Many photographers take pictures of the Tetons from this side of the mountains.
These days they’re usually in color and often show The John Moulton Barn. I see this view almost weekly on Facebook. If I hadn’t seen various sections of the Snake River when I was young, I’d be tempted to ask: “Is there another side to these mountains and, if so, why don’t we ever see it?”
If I were a fan of conspiracy theories, I might ask for proof that these mountains are more than a giant mural or, perhaps, an exciting arête that’s no wider than a few hundred feet or so.
People have been visiting the Tetons as a 480-square mile National Park since 1929. According to the National Park Service, “Grand Teton National Park took decades to establish. Congress created the original park in 1929 to protect the Teton Range and several lakes at the foot of the mountains. In 1943, Franklin D. Roosevelt declared additional land in the valley to be Jackson Hole National Monument. In 1949, John D. Rockefeller, Jr. donated the land he purchased to the government to be included in the national park.
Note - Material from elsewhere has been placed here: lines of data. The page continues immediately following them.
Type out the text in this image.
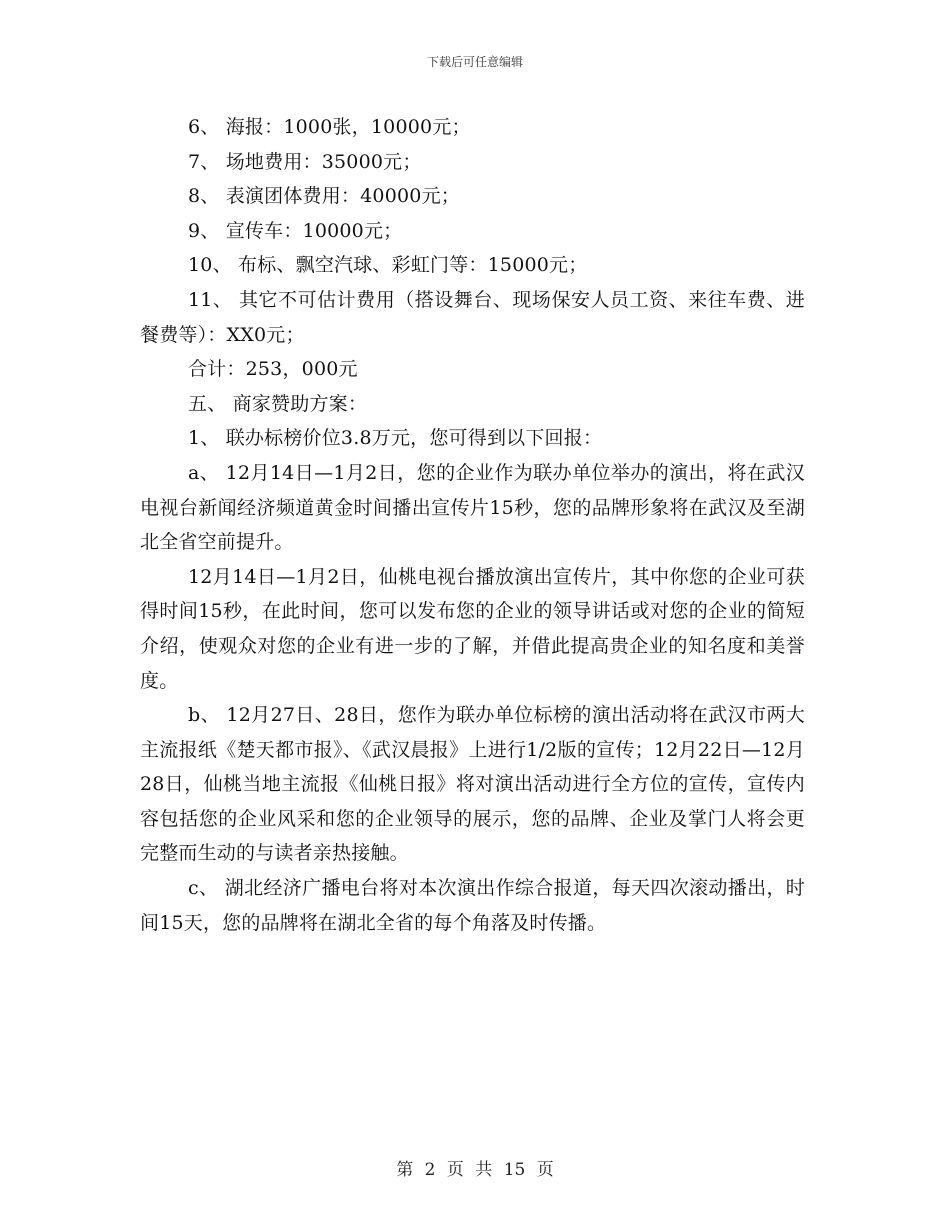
下载后可任意编辑

6、 海报：1000张，10000元；

7、 场地费用：35000元；

8、 表演团体费用：40000元；

9、 宣传车：10000元；

10、 布标、飘空汽球、彩虹门等：15000元；

11、 其它不可估计费用（搭设舞台、现场保安人员工资、来往车费、进餐费等）：XX0元；

合计：253，000元

五、 商家赞助方案：

1、 联办标榜价位3.8万元，您可得到以下回报：

a、 12月14日—1月2日，您的企业作为联办单位举办的演出，将在武汉电视台新闻经济频道黄金时间播出宣传片15秒，您的品牌形象将在武汉及至湖北全省空前提升。

12月14日—1月2日，仙桃电视台播放演出宣传片，其中你您的企业可获得时间15秒，在此时间，您可以发布您的企业的领导讲话或对您的企业的简短介绍，使观众对您的企业有进一步的了解，并借此提高贵企业的知名度和美誉度。

b、 12月27日、28日，您作为联办单位标榜的演出活动将在武汉市两大主流报纸《楚天都市报》、《武汉晨报》上进行1/2版的宣传；12月22日—12月28日，仙桃当地主流报《仙桃日报》将对演出活动进行全方位的宣传，宣传内容包括您的企业风采和您的企业领导的展示，您的品牌、企业及掌门人将会更完整而生动的与读者亲热接触。

c、 湖北经济广播电台将对本次演出作综合报道，每天四次滚动播出，时间15天，您的品牌将在湖北全省的每个角落及时传播。

第 2 页 共 15 页
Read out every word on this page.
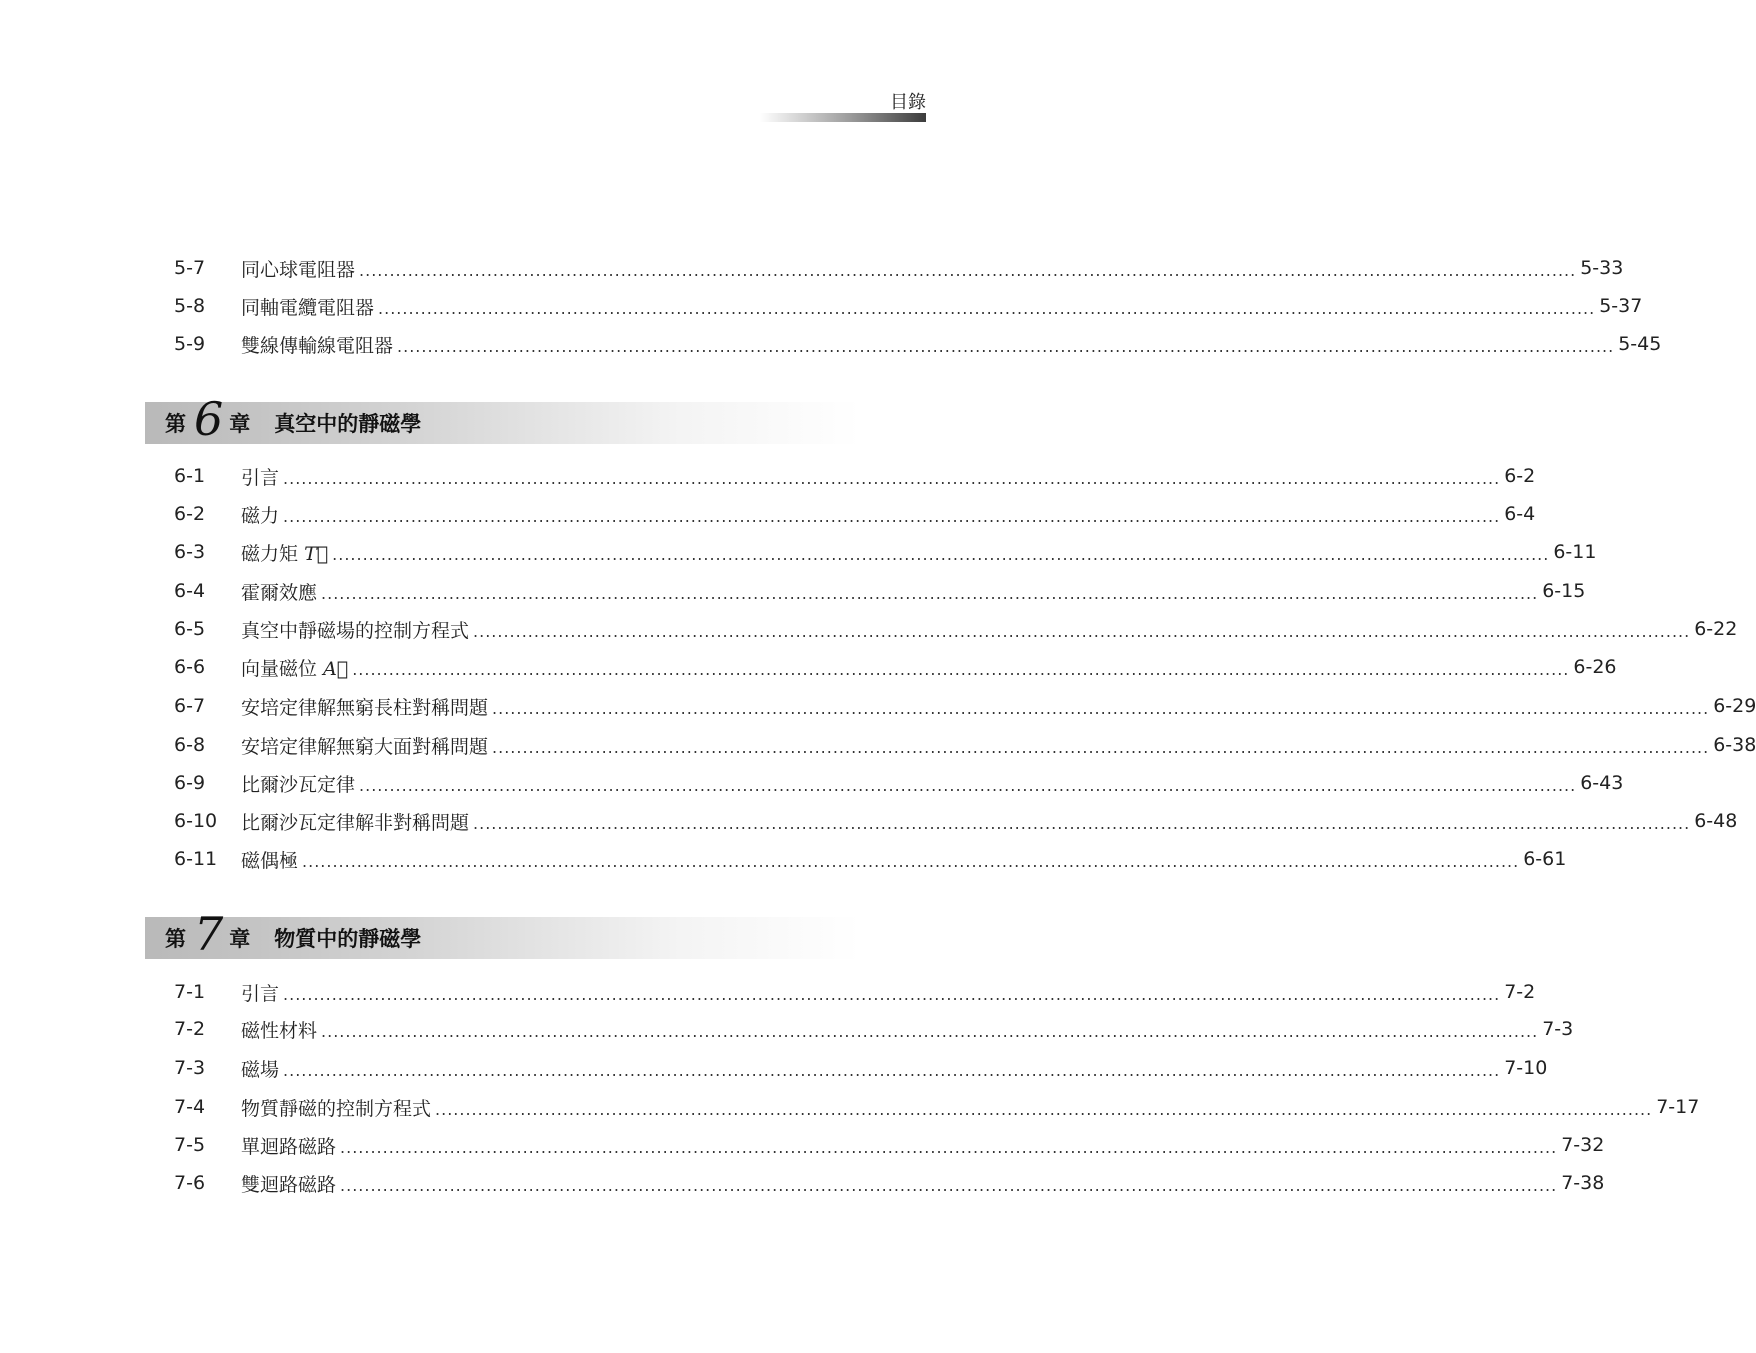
目錄
5-7	同心球電阻器 ........................................................................................................................................................................................................ 5-33
5-8	同軸電纜電阻器 ........................................................................................................................................................................................................ 5-37
5-9	雙線傳輸線電阻器 ........................................................................................................................................................................................................ 5-45
第 6 章 真空中的靜磁學
6-1	引言 ........................................................................................................................................................................................................ 6-2
6-2	磁力 ........................................................................................................................................................................................................ 6-4
6-3	磁力矩 T⃗ ........................................................................................................................................................................................................ 6-11
6-4	霍爾效應 ........................................................................................................................................................................................................ 6-15
6-5	真空中靜磁場的控制方程式 ........................................................................................................................................................................................................ 6-22
6-6	向量磁位 A⃗ ........................................................................................................................................................................................................ 6-26
6-7	安培定律解無窮長柱對稱問題 ........................................................................................................................................................................................................ 6-29
6-8	安培定律解無窮大面對稱問題 ........................................................................................................................................................................................................ 6-38
6-9	比爾沙瓦定律 ........................................................................................................................................................................................................ 6-43
6-10	比爾沙瓦定律解非對稱問題 ........................................................................................................................................................................................................ 6-48
6-11	磁偶極 ........................................................................................................................................................................................................ 6-61
第 7 章 物質中的靜磁學
7-1	引言 ........................................................................................................................................................................................................ 7-2
7-2	磁性材料 ........................................................................................................................................................................................................ 7-3
7-3	磁場 ........................................................................................................................................................................................................ 7-10
7-4	物質靜磁的控制方程式 ........................................................................................................................................................................................................ 7-17
7-5	單迴路磁路 ........................................................................................................................................................................................................ 7-32
7-6	雙迴路磁路 ........................................................................................................................................................................................................ 7-38
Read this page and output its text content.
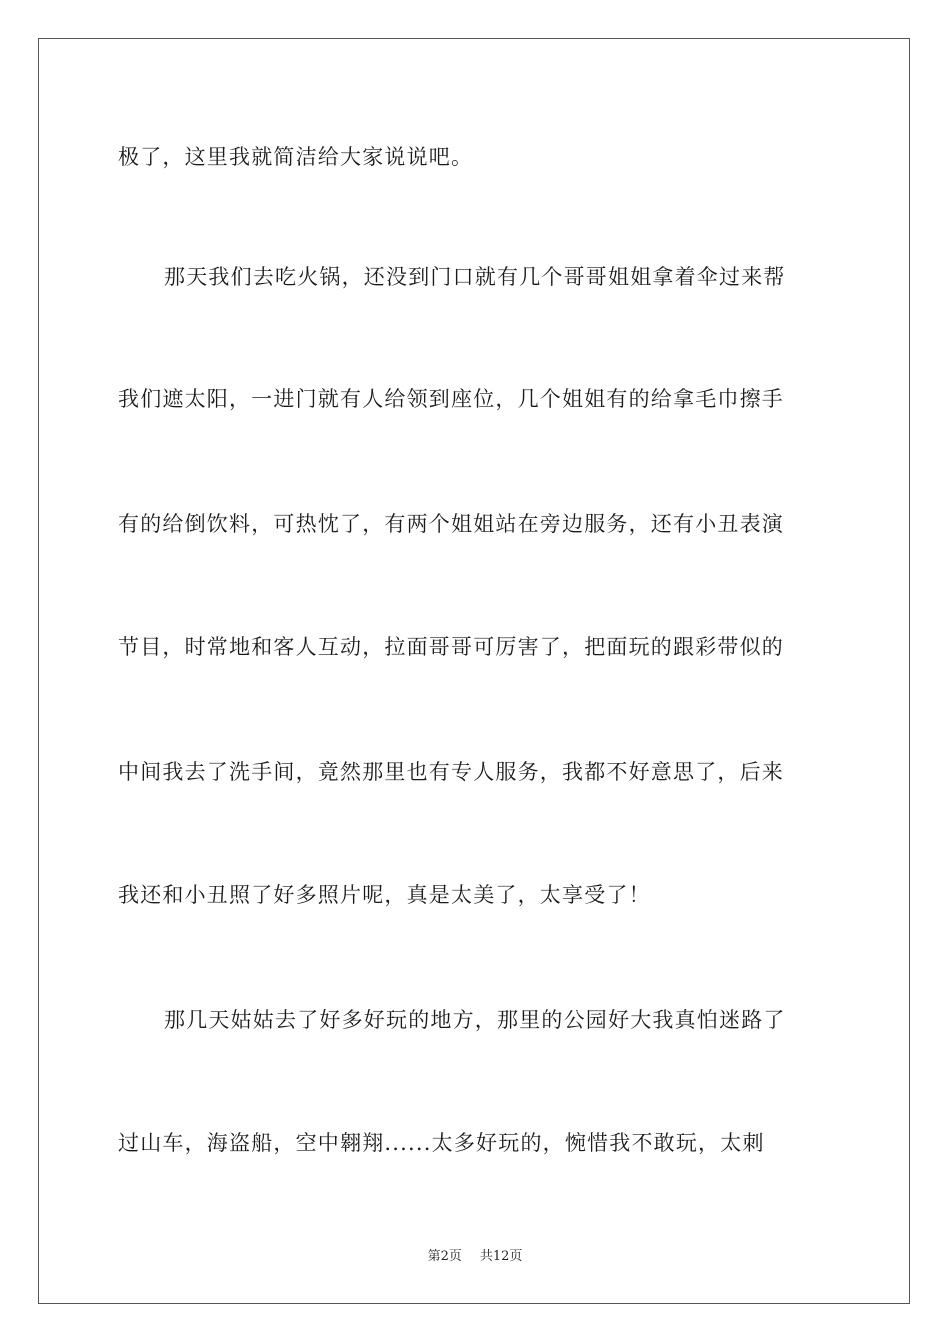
极了，这里我就简洁给大家说说吧。
那天我们去吃火锅，还没到门口就有几个哥哥姐姐拿着伞过来帮
我们遮太阳，一进门就有人给领到座位，几个姐姐有的给拿毛巾擦手
有的给倒饮料，可热忱了，有两个姐姐站在旁边服务，还有小丑表演
节目，时常地和客人互动，拉面哥哥可厉害了，把面玩的跟彩带似的
中间我去了洗手间，竟然那里也有专人服务，我都不好意思了，后来
我还和小丑照了好多照片呢，真是太美了，太享受了！
那几天姑姑去了好多好玩的地方，那里的公园好大我真怕迷路了
过山车，海盗船，空中翱翔......太多好玩的，惋惜我不敢玩，太刺
第2页 共12页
Finally, in 1950, Congress combined the original park, the national monument, and the Rockefeller lands to establish the present-day Grand Teton National Park. In 1972, Congress established the John D. Rockefeller, Jr. Memorial Parkway, which connects Yellowstone and Grand Teton, to honor Rockefeller’s philanthropy and commitment to the National Park System.”
Sad to say, I have never been to Jackson Hole or climbed these mountains. Out of youthful stupidity, I skipped an opportunity to attend a photography class led by Ansel Adams in the 1960s because I was in love with somebody who finally ran off and married somebody else. If I had it to do over again, I would choose a more lasting experience. I might not be a professional photographer, but I would have met the master of western photography and (possibly) learned a few tips. Adams’ distinct style remains my favorite view of the out of doors.
And then perhaps my own camera would have proven to me that the Grand Tetons can be seen from both sides, like clouds.